Apparently IKEA Is Chic, So Don't Feel Bad About Being Broke
If you are making minimum wage, under the age of 30 or both, IKEA is the answer to every home decor question. Need a couch, bed and full dining set for under $1,000? The Swedish chain has you covered -- it'll even sell you killer mac and cheese alongside, or black hot dogs you never wanted.
Granted, the oversize superstores are likely to kill your energy, will to live and, as documented in an episode of “30 Rock” that was too close to reality, any love for your life partner. But still, there's a certain pride to owning the full set of any one IKEA line that Millennials can get behind. (Oh, you have the Askvoll?

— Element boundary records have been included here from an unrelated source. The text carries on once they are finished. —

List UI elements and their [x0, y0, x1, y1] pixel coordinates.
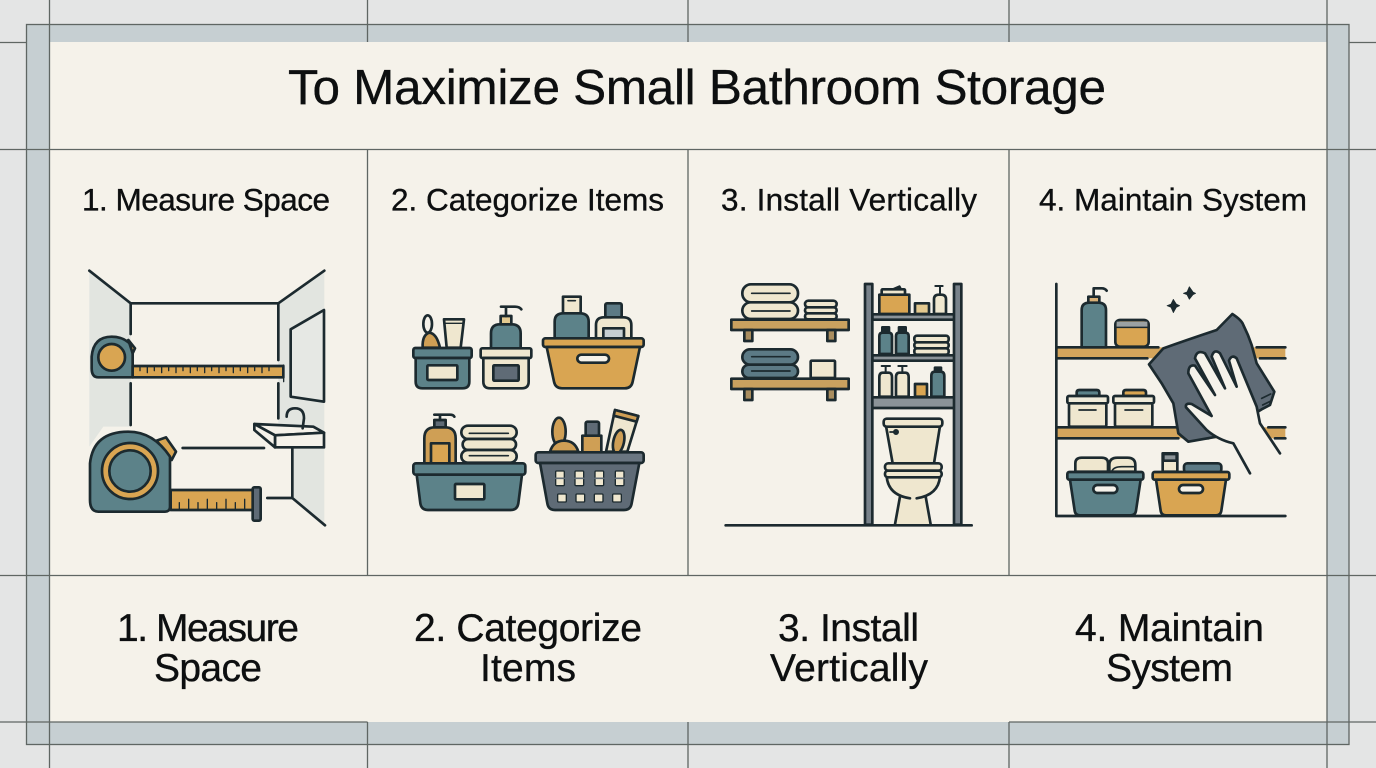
label: step 4: System: [1106, 647, 1233, 690]
label: step 4: [1075, 607, 1264, 690]
title: To Maximize Small Bathroom Storage: [288, 60, 1106, 115]
label: step 2: 2. Categorize: [414, 607, 642, 650]
label: step 1: [117, 607, 299, 690]
label: step 1: 1. Measure: [117, 607, 299, 650]
panel: step 3 install vertically: [721, 182, 977, 690]
icon: hand wiping shelves with cloth: [1056, 284, 1285, 516]
icon: wall shelves and over-toilet rack: [726, 284, 972, 525]
label: step 2: Items: [480, 647, 576, 690]
panel: step 1 measure space: [82, 182, 330, 690]
panel: step 2 categorize items: [391, 182, 664, 690]
icon: tape measures in bathroom: [89, 271, 325, 526]
label: step 2: [414, 607, 642, 690]
heading: step 1: 1. Measure Space: [82, 182, 330, 218]
heading: step 4: 4. Maintain System: [1039, 182, 1307, 218]
heading: step 3: 3. Install Vertically: [721, 182, 977, 218]
label: step 3: 3. Install: [778, 607, 919, 650]
label: step 3: [770, 607, 928, 690]
label: step 3: Vertically: [770, 647, 928, 690]
icon: sorted storage bins: [413, 297, 644, 510]
label: step 1: Space: [154, 647, 262, 690]
panel: step 4 maintain system: [1039, 182, 1307, 690]
heading: step 2: 2. Categorize Items: [391, 182, 664, 218]
label: step 4: 4. Maintain: [1075, 607, 1264, 650]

I'm more of a Gjöra girl myself).
It's recently come to my attention that IKEA's newest fans aren't the young and recently graduated, but wealthy influencers who could buy anything but literally choose IKEA because how cute that it's so cheap! Is it made of plastic? Oh, it is? That's pretty avant-garde. I'll put it in my second home in the Hamptons.
The aforementioned rich people are the editors of the New York Times and professional decor expert Miles Redd. In a recent feature on Redd's Fire Island home, the author gushes over his furniture from "big-box stores." Redd left the house's original furnishings in place when he purchased his 3,000 square foot summer home to better appreciate "the luxury of simplicity."
OK, except the aforementioned “simplicity” usually just means IKEA shoppers scraped to save the last portion of their paychecks (after student loans, of course) for a cheap kitchen table.
As if determined to offend every working-class citizen, the Times tweeted out the article with a teaser reading, "The zen of underdecorating." Most of us just call that "not having enough money to pay our obscene Manhattan rents."
The Times' discovery of IKEA is exciting and all, but it's likely their readers pay someone to spend hours puzzling over those unintelligible books of furniture installation instructions. For the rest of us, it's just a screwdriver and our wits keeping us from cracking that dining room table in half.